Who Became Aware of it All, Deep in this Desert, 2023
Due viaggiatori mal equipaggiati attraversano a piedi le imponenti dune di sabbia del deserto di Kumtagh, sul confine tra la regione dello Xinjiang e la provincia di Gansu, e le lande desolate della bandiera destra di Alxa, nella Mongolia Interna, per poi affrontarsi in una zuffa, raccontata per fotogrammi, priva di un’evidente motivazione. Il “diventare consapevoli di tutto”, richiamato nel titolo del video, è legato al contesto del deserto, per antonomasia il luogo dedicato alla solitudine, allo smarrimento, alla sfida spirituale, ma anche luogo ideale di meditazione, di rivelazione interiore, di ricerca dell’essenziale e di fecondità dell’anima.

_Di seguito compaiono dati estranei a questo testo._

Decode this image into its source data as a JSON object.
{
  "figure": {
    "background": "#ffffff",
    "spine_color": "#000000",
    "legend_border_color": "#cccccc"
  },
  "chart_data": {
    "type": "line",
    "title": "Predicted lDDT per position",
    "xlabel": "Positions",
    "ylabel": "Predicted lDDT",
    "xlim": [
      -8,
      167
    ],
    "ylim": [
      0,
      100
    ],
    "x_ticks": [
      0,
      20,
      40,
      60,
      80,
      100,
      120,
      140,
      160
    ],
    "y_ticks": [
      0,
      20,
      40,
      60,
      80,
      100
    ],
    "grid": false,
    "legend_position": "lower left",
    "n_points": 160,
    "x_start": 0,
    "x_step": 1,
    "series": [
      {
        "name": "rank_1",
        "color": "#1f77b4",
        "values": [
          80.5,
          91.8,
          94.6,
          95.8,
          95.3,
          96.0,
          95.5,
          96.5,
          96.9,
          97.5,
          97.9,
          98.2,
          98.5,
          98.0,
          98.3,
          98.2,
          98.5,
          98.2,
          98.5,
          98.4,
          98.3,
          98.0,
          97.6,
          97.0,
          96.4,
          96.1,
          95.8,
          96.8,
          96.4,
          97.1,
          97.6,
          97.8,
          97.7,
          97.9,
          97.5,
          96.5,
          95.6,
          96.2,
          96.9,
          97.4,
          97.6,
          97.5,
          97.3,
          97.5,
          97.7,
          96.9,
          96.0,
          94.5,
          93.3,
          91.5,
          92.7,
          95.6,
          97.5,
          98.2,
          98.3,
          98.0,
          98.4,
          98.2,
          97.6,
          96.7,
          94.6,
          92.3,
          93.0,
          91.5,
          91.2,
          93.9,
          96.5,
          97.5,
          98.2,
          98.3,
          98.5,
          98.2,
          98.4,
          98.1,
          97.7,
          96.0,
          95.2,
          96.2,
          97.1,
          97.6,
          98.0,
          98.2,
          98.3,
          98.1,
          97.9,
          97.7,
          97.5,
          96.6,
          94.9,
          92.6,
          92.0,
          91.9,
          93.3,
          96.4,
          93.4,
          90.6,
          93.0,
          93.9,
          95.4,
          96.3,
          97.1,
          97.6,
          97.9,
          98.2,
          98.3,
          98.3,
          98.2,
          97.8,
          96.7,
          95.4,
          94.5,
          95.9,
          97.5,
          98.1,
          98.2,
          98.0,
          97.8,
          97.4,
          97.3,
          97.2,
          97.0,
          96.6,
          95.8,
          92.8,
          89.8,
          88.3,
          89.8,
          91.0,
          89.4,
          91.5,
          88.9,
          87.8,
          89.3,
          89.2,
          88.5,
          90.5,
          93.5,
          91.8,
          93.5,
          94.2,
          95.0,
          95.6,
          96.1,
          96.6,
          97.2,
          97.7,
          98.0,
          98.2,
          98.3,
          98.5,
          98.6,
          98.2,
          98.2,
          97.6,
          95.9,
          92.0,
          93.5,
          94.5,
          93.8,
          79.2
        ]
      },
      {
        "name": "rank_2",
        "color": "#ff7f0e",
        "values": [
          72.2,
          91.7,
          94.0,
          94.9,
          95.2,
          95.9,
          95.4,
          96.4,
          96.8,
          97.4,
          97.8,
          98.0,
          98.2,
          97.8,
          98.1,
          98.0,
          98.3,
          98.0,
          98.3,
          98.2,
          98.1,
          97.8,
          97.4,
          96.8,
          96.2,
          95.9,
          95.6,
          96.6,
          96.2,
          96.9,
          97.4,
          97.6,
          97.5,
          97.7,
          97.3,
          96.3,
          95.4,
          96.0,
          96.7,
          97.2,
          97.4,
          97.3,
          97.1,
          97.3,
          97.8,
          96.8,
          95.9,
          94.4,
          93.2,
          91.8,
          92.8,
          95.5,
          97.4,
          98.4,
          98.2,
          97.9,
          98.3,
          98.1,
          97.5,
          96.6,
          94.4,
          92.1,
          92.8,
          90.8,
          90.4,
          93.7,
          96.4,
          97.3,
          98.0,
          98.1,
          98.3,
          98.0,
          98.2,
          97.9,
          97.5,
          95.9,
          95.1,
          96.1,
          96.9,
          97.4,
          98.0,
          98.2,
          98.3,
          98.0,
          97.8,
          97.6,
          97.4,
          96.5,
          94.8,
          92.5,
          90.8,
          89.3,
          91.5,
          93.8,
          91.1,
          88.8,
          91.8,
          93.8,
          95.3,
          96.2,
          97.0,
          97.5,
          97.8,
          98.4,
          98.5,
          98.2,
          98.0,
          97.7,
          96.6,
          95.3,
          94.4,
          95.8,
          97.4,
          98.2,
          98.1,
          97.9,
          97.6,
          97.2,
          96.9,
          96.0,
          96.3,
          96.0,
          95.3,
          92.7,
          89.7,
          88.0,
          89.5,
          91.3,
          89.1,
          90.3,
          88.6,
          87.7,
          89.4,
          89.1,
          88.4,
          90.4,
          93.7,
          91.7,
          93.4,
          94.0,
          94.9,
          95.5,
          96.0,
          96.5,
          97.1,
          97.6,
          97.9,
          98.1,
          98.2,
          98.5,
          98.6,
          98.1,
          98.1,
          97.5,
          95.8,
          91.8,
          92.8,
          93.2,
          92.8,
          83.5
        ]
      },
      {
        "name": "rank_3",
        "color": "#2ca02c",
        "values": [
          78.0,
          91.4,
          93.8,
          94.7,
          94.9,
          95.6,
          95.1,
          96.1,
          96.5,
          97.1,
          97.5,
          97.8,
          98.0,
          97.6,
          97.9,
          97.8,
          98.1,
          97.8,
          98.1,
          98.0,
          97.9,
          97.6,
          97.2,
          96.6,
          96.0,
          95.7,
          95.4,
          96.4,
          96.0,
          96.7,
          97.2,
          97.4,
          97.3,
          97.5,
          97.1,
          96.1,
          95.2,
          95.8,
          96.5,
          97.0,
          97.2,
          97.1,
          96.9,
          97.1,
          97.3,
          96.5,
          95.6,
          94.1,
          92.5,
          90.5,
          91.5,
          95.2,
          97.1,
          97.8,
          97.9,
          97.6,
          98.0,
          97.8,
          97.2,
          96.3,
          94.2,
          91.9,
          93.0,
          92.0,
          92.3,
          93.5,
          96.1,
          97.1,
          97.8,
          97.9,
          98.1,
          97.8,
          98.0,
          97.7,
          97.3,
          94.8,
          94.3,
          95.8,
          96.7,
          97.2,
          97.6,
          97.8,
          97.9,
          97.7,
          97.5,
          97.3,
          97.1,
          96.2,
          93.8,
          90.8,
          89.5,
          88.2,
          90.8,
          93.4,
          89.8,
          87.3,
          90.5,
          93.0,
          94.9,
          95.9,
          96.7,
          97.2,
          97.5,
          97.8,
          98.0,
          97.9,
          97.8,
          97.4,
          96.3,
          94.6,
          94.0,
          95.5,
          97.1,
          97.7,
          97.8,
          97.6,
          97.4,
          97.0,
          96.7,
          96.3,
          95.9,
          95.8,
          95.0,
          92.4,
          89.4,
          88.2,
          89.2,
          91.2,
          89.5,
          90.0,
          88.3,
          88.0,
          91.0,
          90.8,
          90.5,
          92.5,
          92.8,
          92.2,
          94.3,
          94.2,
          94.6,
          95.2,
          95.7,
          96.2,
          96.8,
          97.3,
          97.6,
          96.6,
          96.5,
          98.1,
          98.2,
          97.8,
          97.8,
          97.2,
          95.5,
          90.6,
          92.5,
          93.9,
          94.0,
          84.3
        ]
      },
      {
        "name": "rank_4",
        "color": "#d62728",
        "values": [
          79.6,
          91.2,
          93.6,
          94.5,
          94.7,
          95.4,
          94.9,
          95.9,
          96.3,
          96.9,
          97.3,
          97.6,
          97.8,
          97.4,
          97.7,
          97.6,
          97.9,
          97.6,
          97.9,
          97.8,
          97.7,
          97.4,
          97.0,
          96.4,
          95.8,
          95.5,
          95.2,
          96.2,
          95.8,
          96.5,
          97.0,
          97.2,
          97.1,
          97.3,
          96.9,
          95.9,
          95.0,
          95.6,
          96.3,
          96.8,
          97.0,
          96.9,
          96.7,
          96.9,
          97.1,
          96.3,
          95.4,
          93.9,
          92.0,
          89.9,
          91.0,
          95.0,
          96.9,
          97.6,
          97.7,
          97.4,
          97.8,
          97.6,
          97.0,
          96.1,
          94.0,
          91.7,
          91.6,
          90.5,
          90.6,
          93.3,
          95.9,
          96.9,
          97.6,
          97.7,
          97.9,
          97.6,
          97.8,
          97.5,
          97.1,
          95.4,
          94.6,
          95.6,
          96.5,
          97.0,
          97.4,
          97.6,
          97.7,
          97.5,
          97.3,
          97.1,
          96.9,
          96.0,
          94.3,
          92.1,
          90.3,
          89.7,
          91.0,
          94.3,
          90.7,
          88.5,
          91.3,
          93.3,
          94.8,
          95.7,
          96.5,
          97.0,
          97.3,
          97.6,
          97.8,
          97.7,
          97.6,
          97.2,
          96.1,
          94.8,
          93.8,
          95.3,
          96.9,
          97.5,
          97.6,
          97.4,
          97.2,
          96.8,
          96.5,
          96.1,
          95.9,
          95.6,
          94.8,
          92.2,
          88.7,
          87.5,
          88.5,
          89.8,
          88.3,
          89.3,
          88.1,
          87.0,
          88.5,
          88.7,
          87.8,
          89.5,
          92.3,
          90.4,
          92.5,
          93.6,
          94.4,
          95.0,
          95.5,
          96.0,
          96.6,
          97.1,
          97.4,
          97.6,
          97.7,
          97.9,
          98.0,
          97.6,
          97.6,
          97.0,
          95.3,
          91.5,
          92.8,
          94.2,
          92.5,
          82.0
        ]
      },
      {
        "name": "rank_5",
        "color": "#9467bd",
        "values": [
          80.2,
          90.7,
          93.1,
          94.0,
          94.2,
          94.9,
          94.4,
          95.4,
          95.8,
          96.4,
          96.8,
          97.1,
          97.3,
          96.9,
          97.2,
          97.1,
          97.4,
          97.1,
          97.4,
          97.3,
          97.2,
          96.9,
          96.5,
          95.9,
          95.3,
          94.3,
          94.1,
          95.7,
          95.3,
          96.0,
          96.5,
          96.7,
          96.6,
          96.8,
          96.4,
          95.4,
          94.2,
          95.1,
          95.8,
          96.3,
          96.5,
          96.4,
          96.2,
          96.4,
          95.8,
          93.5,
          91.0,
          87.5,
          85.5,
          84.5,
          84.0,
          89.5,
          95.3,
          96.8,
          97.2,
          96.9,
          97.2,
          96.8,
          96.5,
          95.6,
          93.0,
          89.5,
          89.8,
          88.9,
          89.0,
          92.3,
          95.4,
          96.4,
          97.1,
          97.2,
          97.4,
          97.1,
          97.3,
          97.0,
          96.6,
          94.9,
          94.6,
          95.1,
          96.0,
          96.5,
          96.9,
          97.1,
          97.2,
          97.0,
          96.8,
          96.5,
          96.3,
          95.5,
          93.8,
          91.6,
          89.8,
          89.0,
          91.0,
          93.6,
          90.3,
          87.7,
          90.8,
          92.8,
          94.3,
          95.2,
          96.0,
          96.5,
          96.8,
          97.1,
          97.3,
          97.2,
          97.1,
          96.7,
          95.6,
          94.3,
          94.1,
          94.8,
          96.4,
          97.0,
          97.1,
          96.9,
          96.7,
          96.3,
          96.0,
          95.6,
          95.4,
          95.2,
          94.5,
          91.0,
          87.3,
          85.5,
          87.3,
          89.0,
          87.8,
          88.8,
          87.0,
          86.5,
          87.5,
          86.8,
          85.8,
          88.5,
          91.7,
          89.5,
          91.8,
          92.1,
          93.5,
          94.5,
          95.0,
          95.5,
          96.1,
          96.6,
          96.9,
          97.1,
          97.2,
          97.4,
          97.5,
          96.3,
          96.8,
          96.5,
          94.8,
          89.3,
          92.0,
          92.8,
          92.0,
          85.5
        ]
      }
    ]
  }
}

Historical Literature, 2021
Il dipinto Historical Literature ritrae, nel contesto della Seconda guerra mondiale, due soldati nazisti visti di schiena. Quello sulla destra lamenta di avere qualcosa nell’ occhio, mentre l’altro, di cui si nota la mano avvolta in un guanto chiaro, tenta di aiutarlo. Il gesto vuole richiamare una citazione spesso attribuita al filosofo tedesco Georg Wilhelm Friedrich Hegel che riguarda l’incapacità dell’umanità di imparare dai propri errori: “La lezione che la storia ci insegna è che le persone non imparano mai dalla storia”.